Panther erstmals nicht in den Play-Offs um die deutsche Meisterschaft

Trotz einer engagierten Leistung holen die Bissendorf Panther in der ersten Skaterhockeybundesliga erneut keine Punkte auf des Gegners Platz. Beim TV Augsburg gab es für die Niedersachsen eine knappe 9:7-Niederlage. Selbst ein Sieg hätte am Samstag allerdings nicht mehr für den Einzug in die Play-Offs gereicht.

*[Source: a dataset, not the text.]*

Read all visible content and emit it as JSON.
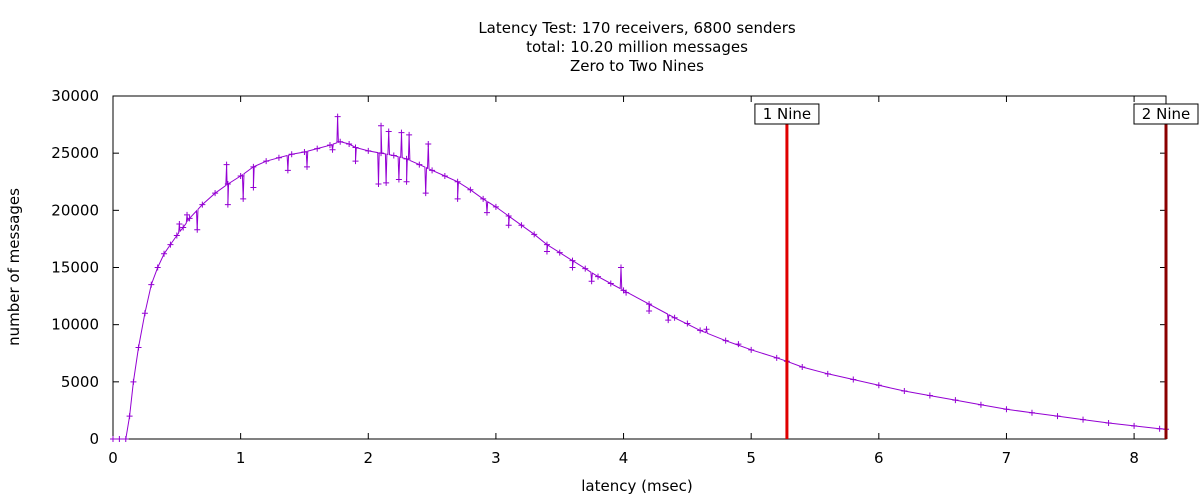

Die Ausgangslage war für die Panther nach der über sechsstündigen Anreise klar: Nur ein Sieg der Panther und eine Niederlage der Highlander Lüdenscheid in Essen würde die Chance eröffnen, doch noch in die Play-Offs um die deutsche Meisterschaft hineinzurutschen. Beides wurde aber nichts und so beenden die Panther erstmals in ihrer Bundesligahistorie die Saison nach der Hauptrunde ohne die Play-Offs. Einer der Hauptgründe für das Verpassen der Endrunde war sicherlich die extreme Auswärtsschwäche der Panther. Lediglich drei Punkte konnten die Raubkatzen in der Fremde ergattern und trotzdem zeigten die Panther erneut eine engagierte Leistung in Augsburg. Anders als vor Wochenfrist in Duisburg, wo man im ersten Drittel komplett unter die Räder geriet, legten dieses Mal die Norddeutschen vor: Keine vier Minuten waren gespielt, da führten die Panther schon mit 2:0 durch Treffer von Janne Goebel und Tommy Sellmann. Auch in der Folge hatten die Panther das Spiel und den Gegner im Griff bis die Unparteiischen gleich zwei Panther gleichzeitig in die Strafbox schickten. Die anschließende Überzahl nutzten die Augsburger, um den Anschluss zu erzielen und wieder ins Spiel zu finden. So entwickelte sich ein munterer Schlagabtausch, den Augsburg zum Ausgleich nutzen konnte. Mit 2:2 ging es in die erste Pause. Im Mittelabschnitt ging Augsburg zunächst in Führung, Maxim Faber konnte aber kurz darauf in Überzahl ausgleichen. Und auch die nächste Überzahl der Panther konnte genutzt werden: Sebastian Miller erzielte mit einem trockenen Schlagschuss die nächste Pantherführung. Allerdings bewiesen die Bayern danach ebenfalls, dass sie das Überzahlspiel beherrschen und erzielten in zwei aufeinanderfolgenden Pantherstrafzeiten jeweils einen Treffer zum Drittelendergebnis von 6:5 für Augsburg.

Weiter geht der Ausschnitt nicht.